Saturday, January 12, 2013


Here I am, back in site.

Close of Service conference is now in the rear view mirror and while I thoroughly enjoyed it, all of the excitement about post service plans and seeing all of my friends made coming home a double bummer.


Shakira, our largest sow, gave birth to 10 piglets one New Years Day, but because of mastitis or some other problem, she didn't produce any milk.  Only two piglets have survived, and they will be stunted if the do live.  This makes me sad, sad of course as death should make me, but also because I wasn't here to help, and also because Ismael probably feels like it was his fault even though there was likely nothing he could do differently.

Still it makes me happy that I have emotions and knowledge of this tragedy.  There are so many Americans who have no connection to the food they eat and have no idea of the every day tragedies that happen on the farm, even a small farm with good practices and caring hearts.


Parents have told me they've begun planting the trees we gave, the ones we gave the school are all planted too.  One mother confessed she had left her baby trees unattended and the chickens had pecked them near to death.  I reminded her that during grafting all of the leaves are usually removed from the scion and the root stock is completely beheaded, so the trees will likely recover as long as she protects them.


Christmas in the states was wonderful.  It was so good to see everyone.  We made a whirlwind tour that left me wanting for more time.  It made coming back hard, but once we were queuing at Passport control in Quito I realized that I'll be here for less time than all of the study abroad kids who were around me.  Even so, celebrating the end at the COS conference with a full three months left seemed a little premature.


Stacie and I got to the training center two days early.  We endured some post-Christmas feasting self-abasement by dragging ourselves over seven miles and up 2500 ft over the mini mountain Ilalo near Tumbaco.  My new GPS heartrate monitor told me I burned 5000 calories!  Needless to say I couldn't walk normally for two days.


The COS conference was all about making our service marketable, applying and interviewing for jobs, networking, closing projects, and saying goodbye.  I have a list of things I need to sell before I leave and it includes: all of the pigs, the refridgerator, the oven, the guest bed, the master (double) bed, the pots and pans, the dish and flatware, and the kitchen table.


There are officially 99 days left of service.  Last night I celebrated by making chili, having a glass of wine, and watching a movie.


Yesterday I went to town with Ismael to buy more pig feed,  we're buying expired chicken feed now to try to make the business more affordable.  The pigs seem to like it well enough and it's about half as expensive as the commercial stuff.  I did my own shopping as well and now the fridge is full again and so is my stomach.


While I continue through the Iliad (40% now), I've started reading Joel Salatin's You Can Farm and am liking it so far.  Here are some heady quotations:

"Usually, each generation lives just a little above their means.

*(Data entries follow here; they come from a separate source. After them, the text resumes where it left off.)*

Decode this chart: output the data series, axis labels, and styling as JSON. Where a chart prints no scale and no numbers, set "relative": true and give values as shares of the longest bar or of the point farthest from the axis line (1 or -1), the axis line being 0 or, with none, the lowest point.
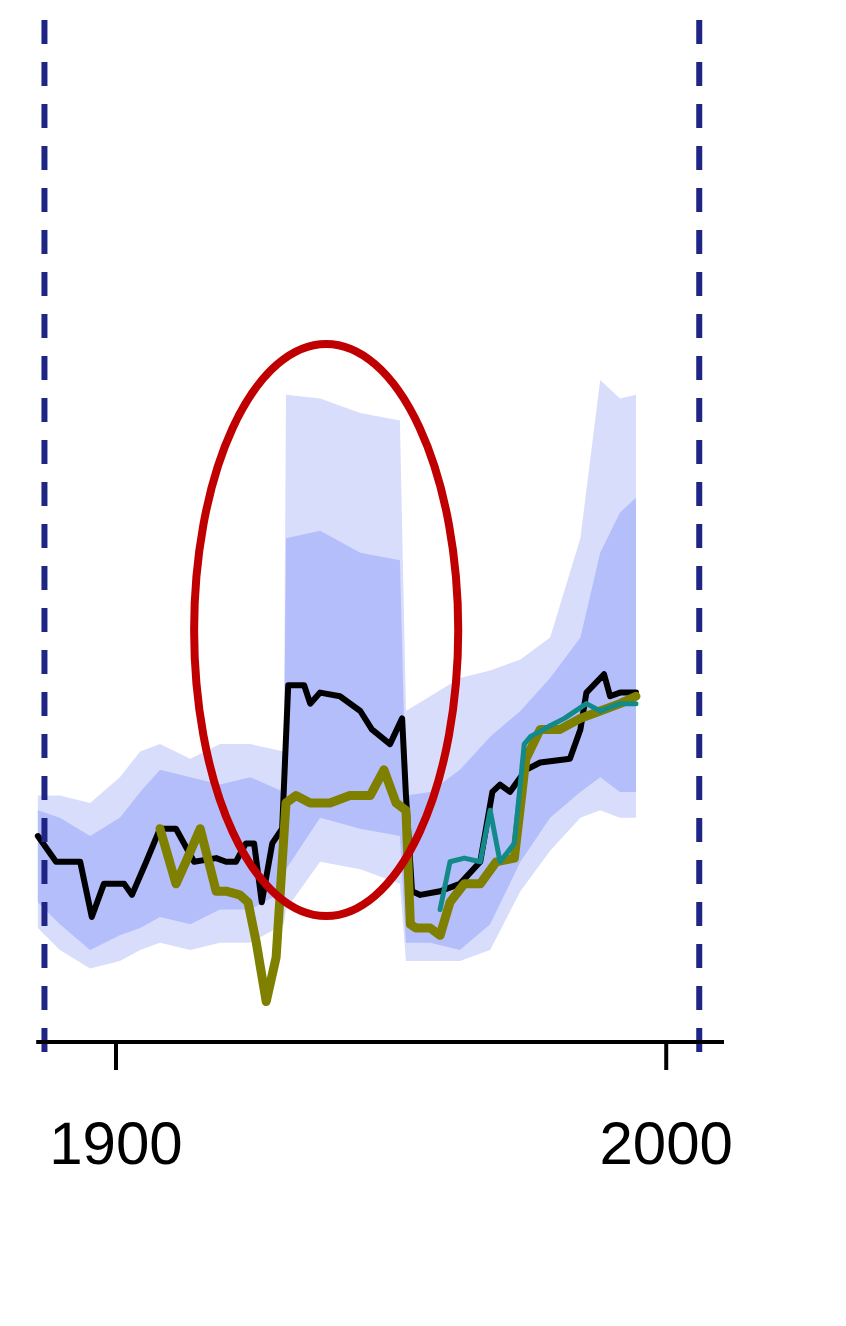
{
  "chart_data": {
    "type": "line",
    "relative": true,
    "xlim": [
      1885.5,
      2010.5
    ],
    "xticks": [
      1900,
      2000
    ],
    "tick_labels": "x",
    "grid": false,
    "marker": "none",
    "line_style": "solid",
    "series": [
      {
        "color": "#d9ddfc",
        "x": [
          1885.8,
          1889.8,
          1895.3,
          1900.7,
          1904.4,
          1908.0,
          1913.5,
          1918.9,
          1924.4,
          1930.5,
          1930.9,
          1937.1,
          1944.4,
          1951.6,
          1952.7,
          1957.1,
          1962.5,
          1968.0,
          1973.5,
          1978.9,
          1984.4,
          1988.0,
          1991.6,
          1994.5
        ],
        "values": [
          null,
          null,
          null,
          null,
          null,
          null,
          null,
          null,
          null,
          null,
          null,
          null,
          null,
          null,
          null,
          null,
          null,
          null,
          null,
          null,
          null,
          null,
          null,
          null
        ],
        "lower": [
          0.31,
          0.25,
          0.2,
          0.22,
          0.25,
          0.27,
          0.25,
          0.27,
          0.27,
          0.32,
          0.36,
          0.49,
          0.47,
          0.43,
          0.22,
          0.22,
          0.22,
          0.25,
          0.41,
          0.52,
          0.61,
          0.63,
          0.61,
          0.61
        ],
        "upper": [
          0.67,
          0.67,
          0.65,
          0.72,
          0.79,
          0.81,
          0.77,
          0.81,
          0.81,
          0.79,
          1.76,
          1.75,
          1.71,
          1.69,
          0.9,
          0.94,
          0.99,
          1.01,
          1.04,
          1.1,
          1.37,
          1.8,
          1.75,
          1.76
        ]
      },
      {
        "color": "#b4befa",
        "x": [
          1885.8,
          1889.8,
          1895.3,
          1900.7,
          1904.4,
          1908.0,
          1913.5,
          1918.9,
          1924.4,
          1930.5,
          1930.9,
          1937.1,
          1944.4,
          1951.6,
          1952.7,
          1957.1,
          1962.5,
          1968.0,
          1973.5,
          1978.9,
          1984.4,
          1988.0,
          1991.6,
          1994.5
        ],
        "values": [
          null,
          null,
          null,
          null,
          null,
          null,
          null,
          null,
          null,
          null,
          null,
          null,
          null,
          null,
          null,
          null,
          null,
          null,
          null,
          null,
          null,
          null,
          null,
          null
        ],
        "lower": [
          0.38,
          0.32,
          0.25,
          0.29,
          0.31,
          0.34,
          0.32,
          0.36,
          0.36,
          0.41,
          0.47,
          0.61,
          0.58,
          0.56,
          0.27,
          0.27,
          0.25,
          0.32,
          0.49,
          0.61,
          0.68,
          0.72,
          0.68,
          0.68
        ],
        "upper": [
          0.63,
          0.61,
          0.56,
          0.61,
          0.68,
          0.74,
          0.72,
          0.7,
          0.72,
          0.68,
          1.37,
          1.39,
          1.33,
          1.31,
          0.67,
          0.68,
          0.74,
          0.83,
          0.9,
          0.99,
          1.1,
          1.33,
          1.44,
          1.48
        ]
      },
      {
        "color": "#000000",
        "x": [
          1885.8,
          1889.1,
          1893.5,
          1895.6,
          1897.8,
          1901.5,
          1902.9,
          1905.5,
          1908.0,
          1910.9,
          1914.2,
          1918.2,
          1920.0,
          1921.8,
          1923.6,
          1925.1,
          1926.5,
          1928.4,
          1930.2,
          1931.3,
          1932.7,
          1934.2,
          1935.3,
          1937.1,
          1940.7,
          1944.4,
          1946.5,
          1949.8,
          1952.0,
          1952.7,
          1953.8,
          1955.3,
          1958.9,
          1962.5,
          1966.2,
          1968.4,
          1969.8,
          1971.6,
          1974.5,
          1977.1,
          1982.5,
          1984.4,
          1985.5,
          1988.7,
          1989.8,
          1991.6,
          1994.5
        ],
        "values": [
          0.56,
          0.49,
          0.49,
          0.34,
          0.43,
          0.43,
          0.4,
          0.49,
          0.58,
          0.58,
          0.49,
          0.5,
          0.49,
          0.49,
          0.54,
          0.54,
          0.38,
          0.54,
          0.58,
          0.97,
          0.97,
          0.97,
          0.92,
          0.95,
          0.94,
          0.9,
          0.85,
          0.81,
          0.88,
          0.67,
          0.41,
          0.4,
          0.41,
          0.43,
          0.49,
          0.68,
          0.7,
          0.68,
          0.74,
          0.76,
          0.77,
          0.85,
          0.95,
          1,
          0.94,
          0.95,
          0.95
        ]
      },
      {
        "color": "#7f7f00",
        "x": [
          1908.0,
          1910.9,
          1912.7,
          1915.3,
          1918.2,
          1920.0,
          1922.5,
          1924.0,
          1925.5,
          1927.3,
          1929.1,
          1930.9,
          1932.7,
          1935.3,
          1938.9,
          1942.5,
          1946.2,
          1948.7,
          1950.9,
          1952.7,
          1953.5,
          1954.5,
          1957.1,
          1958.9,
          1960.7,
          1963.3,
          1966.2,
          1969.1,
          1972.4,
          1974.5,
          1977.1,
          1980.7,
          1984.4,
          1988.0,
          1991.6,
          1994.5
        ],
        "values": [
          0.58,
          0.43,
          0.49,
          0.58,
          0.41,
          0.41,
          0.4,
          0.38,
          0.27,
          0.11,
          0.23,
          0.65,
          0.67,
          0.65,
          0.65,
          0.67,
          0.67,
          0.74,
          0.65,
          0.63,
          0.32,
          0.31,
          0.31,
          0.29,
          0.38,
          0.43,
          0.43,
          0.49,
          0.5,
          0.77,
          0.85,
          0.85,
          0.88,
          0.9,
          0.92,
          0.94
        ]
      },
      {
        "color": "#138a8a",
        "x": [
          1958.9,
          1960.7,
          1963.3,
          1966.2,
          1968.0,
          1969.8,
          1972.4,
          1974.2,
          1975.3,
          1978.9,
          1981.5,
          1985.5,
          1988.0,
          1991.6,
          1994.5
        ],
        "values": [
          0.36,
          0.49,
          0.5,
          0.49,
          0.63,
          0.49,
          0.54,
          0.81,
          0.83,
          0.86,
          0.88,
          0.92,
          0.9,
          0.92,
          0.92
        ]
      }
    ],
    "ref_lines": [
      {
        "axis": "x",
        "value": 1887,
        "color": "#1f2585",
        "line_style": "dashed"
      },
      {
        "axis": "x",
        "value": 2006,
        "color": "#1f2585",
        "line_style": "dashed"
      }
    ]
  }
}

This tends towards impoverishment."

"There is simply no excuse for any type of agriculture that degrades the environment...Any food production system that stinks up the neighborhood -- regardless of how rural -- is unacceptable...If you ever smell manure, you're smelling mismanagement."

"We have created an agriculturally illiterate consuming populace."

"Roughly 30 years ago (from 1998), the farmer received 35 cents of every retail food dollar. Today (1998) his share is less than 9 cents and will soon hit 8 cents if present trends continue."

"The sooner we involve people with their food and show them there is something better than Twinkies and Pop Tarts, cardboard tomatoes and cellulose apples, greasy spareribs and pale eggs, they will realize that the 'system' is totally rotten.  We cannot get an educated, proactive populace as long as we have an agriculture so far removed from end users that they think milk comes from a jug and fish sticks swim around in the ocean."

"Until you know how to make money on an acre of land, you won't know how to make money on two acres."